As frustration mounted with every near miss, we took comfort in the sure knowledge that such dominance would eventually be reflected in the scoreline.
But he mantras of the dejected supporter were slowly rising to the surface: “just not our day”; “wouldn’t have scored if we’d played for three hours”; “our luck ran out”.
As the clock ticked down, that part of our mind which tries to prepare us for devastating shocks cut in: “oh well, at least we’ve given United a run for their money”.
But then delirious, ecstatic release: Benayoun smashes the ball into the net, and in a second our shattered dreams are repaired, our hearts are lifted along with our feet, and what seemed like symptoms of terminal despair are banished. A miracle cure indeed.
What I wasn’t prepared for was a relapse on Sunday.
Sensibly, I’d told myself that Rafa was right, we can only influence what we do, not how United perform.
If they won against Villa, then we’d just move onto the next game and see how it went.

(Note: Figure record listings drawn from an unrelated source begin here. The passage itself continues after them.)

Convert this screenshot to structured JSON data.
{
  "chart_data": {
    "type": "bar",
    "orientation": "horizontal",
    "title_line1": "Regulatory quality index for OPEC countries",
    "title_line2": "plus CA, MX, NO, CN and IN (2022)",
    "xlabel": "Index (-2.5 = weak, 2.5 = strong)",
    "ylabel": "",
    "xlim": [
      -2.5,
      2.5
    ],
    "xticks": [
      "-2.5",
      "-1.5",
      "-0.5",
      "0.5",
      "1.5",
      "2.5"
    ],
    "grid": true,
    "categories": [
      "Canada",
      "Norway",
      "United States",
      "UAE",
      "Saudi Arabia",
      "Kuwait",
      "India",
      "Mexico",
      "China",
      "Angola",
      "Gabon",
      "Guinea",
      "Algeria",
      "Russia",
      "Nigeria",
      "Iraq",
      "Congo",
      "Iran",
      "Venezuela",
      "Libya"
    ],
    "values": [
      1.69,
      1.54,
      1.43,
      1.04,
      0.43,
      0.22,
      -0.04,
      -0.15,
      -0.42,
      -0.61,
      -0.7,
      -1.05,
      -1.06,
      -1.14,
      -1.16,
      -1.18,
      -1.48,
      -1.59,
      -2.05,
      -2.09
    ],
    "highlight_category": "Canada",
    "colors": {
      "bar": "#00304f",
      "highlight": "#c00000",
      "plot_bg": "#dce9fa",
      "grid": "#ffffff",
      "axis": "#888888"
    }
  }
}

No point in getting uptight. Go out and watch some amateur football; take the missus for a nice Sunday lunch. Whatever will be, will be. Casually turn the car radio on later, just out of interest...
Wow! It’s 1-1. Foot down, must get home! Still 1-1.
Race inside, telly on, Agbonlahor bundles a header into the net. That’s it – galloping indigestion resurfaces and no mistake. How long to go? Half-an-hour or so.
What position was I in when Villa scored?
Can I stand behind the couch for the rest of the game? Don’t be daft, sit down man. 2-2. OK, a draw will do.
Hang on this new bloke looks a bit tasty – surely not?
This time the release is not into ecstasy, but despondency. Would you believe it? The nervous anticipation in my stomach turns into a sour, nagging irritation that feels uncomfortably like reality settling in for the duration. Rats.
It’ll be more than a few hours before the first rays of optimism start to creep back in.
Just think, I’ll have to go through all this again next weekend. Can’t wait.